The proportion of home loans with adjustable rates climbed to 42.8 percent
of Japan's new lending in February, the highest since December, according
to the latest data from Japan Housing Finance Agency. The lowest variable
mortgage rate at Japan's three biggest banks was at 0.775 percent, compared
with a 10-year fixed rate of 1.3 percent.
Outstanding housing loans to individuals expanded to ¥113.7 trillion
($1.1 trillion), the most since at least 1974 in June as BOJ Gov. Haruhiko
Kuroda's monthly sovereign bond buying aimed at ending deflation made it
cheaper than ever to finance a home purchase. Borrowers like 30-year-old
retail employee Eriko Brown, who chose a flexible-rate mortgage to buy a
house this year, are betting rates won't rise significantly, even as global
policymakers fret over how to exit from easing.
"The market has become complacent about risks as monetary easing continues," said
Satoshi Okumoto, chief executive officer and president in Tokyo at Fukoku
Capital Management Inc., which oversees the equivalent of $18 billion. "Homeowners
aren't worried about the risk of yields rising even if they borrow in floating-rate
mortgages. They could be caught off guard."
Some thoughts
The point of this series (see parts 1, 2,
and 3)
is that artificially-low interest rates, also known as financial repression,
lead to disaster by inducing people to borrow too much money via either short-term
or variable-rate loans. These loans become cripplingly expensive if interest
rates return to normal levels, so beyond a certain point a "variable-rate society" can
never go back to normal.
Japan was already the poster child for this kind of excess, and now, well,
one has to wonder if this new twist even matters. If an interest rate rise
to even US and European levels of 2%-3% bankrupts the government, what difference
will it make it if also impoverishes a few million mortgage borrowers?

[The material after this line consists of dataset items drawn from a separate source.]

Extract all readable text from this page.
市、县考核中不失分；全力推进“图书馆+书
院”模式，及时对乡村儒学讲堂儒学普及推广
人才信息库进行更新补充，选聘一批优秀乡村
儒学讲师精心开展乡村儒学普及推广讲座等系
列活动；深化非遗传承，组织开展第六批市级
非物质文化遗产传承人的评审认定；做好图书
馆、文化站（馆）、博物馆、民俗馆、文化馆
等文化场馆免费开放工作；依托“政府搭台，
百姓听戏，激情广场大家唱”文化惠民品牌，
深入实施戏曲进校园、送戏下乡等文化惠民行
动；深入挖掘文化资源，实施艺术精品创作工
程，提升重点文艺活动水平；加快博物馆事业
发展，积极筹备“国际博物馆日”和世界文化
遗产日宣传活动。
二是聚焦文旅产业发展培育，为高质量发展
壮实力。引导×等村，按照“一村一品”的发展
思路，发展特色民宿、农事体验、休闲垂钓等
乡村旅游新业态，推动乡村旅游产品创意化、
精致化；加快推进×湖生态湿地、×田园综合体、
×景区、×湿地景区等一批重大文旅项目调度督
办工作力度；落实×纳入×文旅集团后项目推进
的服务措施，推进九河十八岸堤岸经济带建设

It's possible that the various insanities now rampant in the world (US subprime
auto and student loans, expanding bank derivatives books, new Middle East interventions,
Chinese ghost cities and shadow banks) are simply icing on a cake that has
already been baked. In other words, we went bankrupt in 2000 and have since
been rolling a set of loaded dice by borrowing on ever-less-favorable, mostly
variable-rate terms like a family borrowing from a loan shark to avoid losing
their house. There's no chance of keeping the house and the loan shark won't
be nice at all when he comes for it, but at least for another couple of months
the neighbors won't have to see a moving van out front.